"Tu crois que nous, on va oublier ?" Un geôlier recadre un djihadiste face caméra

par La rédaction La Plume Libre 21 Janvier 2018

« Un djihadiste face à son geôlier », tel est le titre d’un reportage diffusé le 20 janvier sur France 2 dans le journal de 20h. Affirmant au journaliste qu'il souhaitait rentrer en France, le djihadiste originaire de Lunel (34) est sèchement recadré par son geôlier, français volontairement parti rejoindre les rangs de l'YPG.

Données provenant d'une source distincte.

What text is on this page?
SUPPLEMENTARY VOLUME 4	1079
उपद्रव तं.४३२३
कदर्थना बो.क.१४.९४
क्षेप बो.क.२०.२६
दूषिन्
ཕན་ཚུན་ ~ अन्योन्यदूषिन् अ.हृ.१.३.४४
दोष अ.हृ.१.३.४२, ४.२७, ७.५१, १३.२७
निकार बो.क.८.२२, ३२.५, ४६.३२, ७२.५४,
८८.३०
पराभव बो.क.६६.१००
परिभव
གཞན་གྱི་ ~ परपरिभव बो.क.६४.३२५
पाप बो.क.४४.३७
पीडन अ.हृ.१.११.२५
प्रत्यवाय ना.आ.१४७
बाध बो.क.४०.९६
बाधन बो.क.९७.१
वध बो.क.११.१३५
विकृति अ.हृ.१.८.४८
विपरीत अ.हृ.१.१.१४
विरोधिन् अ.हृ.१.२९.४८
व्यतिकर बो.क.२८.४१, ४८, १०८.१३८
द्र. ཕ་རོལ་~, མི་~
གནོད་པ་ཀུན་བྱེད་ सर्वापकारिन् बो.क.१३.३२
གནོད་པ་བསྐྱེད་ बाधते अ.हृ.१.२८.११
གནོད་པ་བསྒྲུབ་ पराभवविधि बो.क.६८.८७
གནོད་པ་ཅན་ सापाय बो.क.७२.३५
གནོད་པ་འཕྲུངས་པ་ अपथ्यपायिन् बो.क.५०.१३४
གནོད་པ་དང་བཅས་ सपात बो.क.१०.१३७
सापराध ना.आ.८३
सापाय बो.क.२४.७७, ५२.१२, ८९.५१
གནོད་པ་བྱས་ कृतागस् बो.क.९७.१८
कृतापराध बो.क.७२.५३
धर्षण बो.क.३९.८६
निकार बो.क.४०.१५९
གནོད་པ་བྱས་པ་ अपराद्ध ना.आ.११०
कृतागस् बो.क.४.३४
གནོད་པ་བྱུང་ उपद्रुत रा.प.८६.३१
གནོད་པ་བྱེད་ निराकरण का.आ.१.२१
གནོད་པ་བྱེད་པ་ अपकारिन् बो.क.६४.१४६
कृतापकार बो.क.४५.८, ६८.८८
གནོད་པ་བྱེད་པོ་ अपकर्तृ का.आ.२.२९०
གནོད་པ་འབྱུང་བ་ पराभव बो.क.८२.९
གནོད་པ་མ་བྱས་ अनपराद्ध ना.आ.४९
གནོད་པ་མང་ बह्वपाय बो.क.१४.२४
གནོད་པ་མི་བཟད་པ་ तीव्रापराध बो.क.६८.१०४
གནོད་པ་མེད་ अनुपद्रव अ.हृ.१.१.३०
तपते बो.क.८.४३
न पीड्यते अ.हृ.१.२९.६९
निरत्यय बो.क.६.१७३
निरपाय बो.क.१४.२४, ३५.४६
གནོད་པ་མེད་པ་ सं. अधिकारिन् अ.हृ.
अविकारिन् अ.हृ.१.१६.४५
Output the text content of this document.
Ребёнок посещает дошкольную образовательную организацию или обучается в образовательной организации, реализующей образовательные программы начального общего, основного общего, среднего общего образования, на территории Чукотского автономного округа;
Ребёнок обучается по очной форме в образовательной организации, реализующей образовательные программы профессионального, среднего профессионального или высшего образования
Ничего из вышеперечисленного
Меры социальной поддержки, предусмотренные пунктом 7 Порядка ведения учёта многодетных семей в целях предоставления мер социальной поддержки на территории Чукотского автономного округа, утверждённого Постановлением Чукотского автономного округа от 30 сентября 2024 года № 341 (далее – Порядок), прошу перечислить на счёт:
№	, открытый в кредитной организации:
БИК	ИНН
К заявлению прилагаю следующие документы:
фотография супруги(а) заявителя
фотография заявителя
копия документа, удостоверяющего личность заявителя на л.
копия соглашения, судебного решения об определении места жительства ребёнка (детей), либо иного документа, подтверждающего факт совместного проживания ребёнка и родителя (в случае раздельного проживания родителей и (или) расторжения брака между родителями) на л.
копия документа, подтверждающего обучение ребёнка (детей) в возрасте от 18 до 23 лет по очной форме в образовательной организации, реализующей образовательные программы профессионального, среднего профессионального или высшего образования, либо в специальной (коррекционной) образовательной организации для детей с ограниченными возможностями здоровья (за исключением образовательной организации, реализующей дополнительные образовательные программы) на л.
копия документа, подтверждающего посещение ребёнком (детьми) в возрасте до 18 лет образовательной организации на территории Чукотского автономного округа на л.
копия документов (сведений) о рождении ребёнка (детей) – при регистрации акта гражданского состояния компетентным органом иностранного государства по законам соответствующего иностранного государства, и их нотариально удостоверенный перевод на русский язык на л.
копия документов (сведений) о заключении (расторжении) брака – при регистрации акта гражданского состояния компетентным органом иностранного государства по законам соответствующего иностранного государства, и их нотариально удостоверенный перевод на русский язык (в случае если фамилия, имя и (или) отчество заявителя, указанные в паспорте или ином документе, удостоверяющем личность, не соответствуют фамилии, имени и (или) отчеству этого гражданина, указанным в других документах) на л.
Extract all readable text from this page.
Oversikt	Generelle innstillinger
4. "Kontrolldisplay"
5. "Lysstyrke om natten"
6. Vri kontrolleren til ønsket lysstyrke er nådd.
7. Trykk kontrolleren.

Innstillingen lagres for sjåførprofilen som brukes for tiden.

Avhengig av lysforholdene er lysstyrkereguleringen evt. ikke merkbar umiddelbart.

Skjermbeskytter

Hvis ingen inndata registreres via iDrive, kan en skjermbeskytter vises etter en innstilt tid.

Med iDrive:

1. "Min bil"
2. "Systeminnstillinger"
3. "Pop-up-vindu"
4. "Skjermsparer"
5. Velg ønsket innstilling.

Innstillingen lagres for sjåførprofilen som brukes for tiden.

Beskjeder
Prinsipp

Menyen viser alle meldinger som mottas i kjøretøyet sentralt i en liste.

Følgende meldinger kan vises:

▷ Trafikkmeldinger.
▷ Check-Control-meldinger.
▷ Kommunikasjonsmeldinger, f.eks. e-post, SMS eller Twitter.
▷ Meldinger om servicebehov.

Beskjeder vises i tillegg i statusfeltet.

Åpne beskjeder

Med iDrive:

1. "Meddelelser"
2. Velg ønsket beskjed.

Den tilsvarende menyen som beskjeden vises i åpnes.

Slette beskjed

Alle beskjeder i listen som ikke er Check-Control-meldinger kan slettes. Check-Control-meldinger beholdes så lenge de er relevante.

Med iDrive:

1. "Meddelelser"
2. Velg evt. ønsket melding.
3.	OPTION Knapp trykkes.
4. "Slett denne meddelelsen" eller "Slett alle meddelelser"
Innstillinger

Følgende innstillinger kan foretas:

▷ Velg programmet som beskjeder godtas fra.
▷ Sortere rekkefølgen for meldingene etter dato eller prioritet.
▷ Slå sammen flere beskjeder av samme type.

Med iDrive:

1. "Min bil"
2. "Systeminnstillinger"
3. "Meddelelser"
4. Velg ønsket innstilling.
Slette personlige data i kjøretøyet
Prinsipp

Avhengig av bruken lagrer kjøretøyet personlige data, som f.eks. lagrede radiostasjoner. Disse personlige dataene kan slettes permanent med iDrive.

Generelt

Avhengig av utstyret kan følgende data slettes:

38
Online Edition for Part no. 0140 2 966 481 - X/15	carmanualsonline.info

Le 20 janvier, la chaîne publique France 2 a diffusé dans son journal de 20h, un reportage sur le sort d’un djihadiste français détenu en Syrie par les unités de protection du peuple kurde (YPG). Le djihadiste présumé, renommé Yacine pour l'occasion, a accepté de répondre aux question d’un journaliste. Interrogé sur les raisons de son voyage en Syrie, l’homme originaire de la ville de Lunel, a répondu qu’il était venu chercher son petit frère parti rejoindre les rangs de l’Etat islamique.

https://youtu.be/16ugKgbkVKg

Une affirmation contrariée par l’existence de nombreuses photos qui montrent les deux frères armés lourdement et semble-t-il heureux de poser devant l’objectif. «La plupart des gens sont venus avec une croyance, avec un idéal, moi je suis venu sans idéal […], je ne connaissais aucune sourate, je ne connaissais rien du tout», affirme-t-il, cigarette à la main. A la question du journaliste qui lui demande s’il souhaite être rapatrié en France, Yacine répond après avoir esquissé un bref sourire : «Je veux rentrer chez moi.»

Alors qu’il affirme que les combattants kurdes lui ont assuré qu’il regagnerait la France après «les interrogatoires», un garde français qui a volontairement intégré les unités YPG lui lance sèchement sous la forme de questions rhétoriques : «Tu penses que ça va être aussi facile […] de rentrer chez toi après avoir été avec l’Etat islamique ? Avoir vu des gens se faire décapiter, ne pas avoir réagi ?» Le djihadiste présumé rétorque : «Mais il y a mon histoire, comment voulez-vous réagir ? Je me fais couper la tête avec eux ? Moi, je veux rentrer chez moi et oublier.» Une réponse qui ne convainc pas le garde qui enchaîne : «Tu crois que nous on va oublier ? On va oublier tous les gens qui sont morts dans cette guerre ? On va oublier tous nos camarades qui sont tombés à cause de gens comme toi ?» «Je n'ai rien à voir avec eux», lui assure Yacine, arrêté par les forces kurdes qui le considèrent comme un terroriste de Daesh.

Le 8 décembre dernier, le ministre français des Affaires étrangères Jean-Yves Le Drian avait estimé qu'environ 500 djihadistes français se trouvaient encore sur le théâtre syro-irakien, d'où ils auront, selon lui, du mal à revenir vers la France.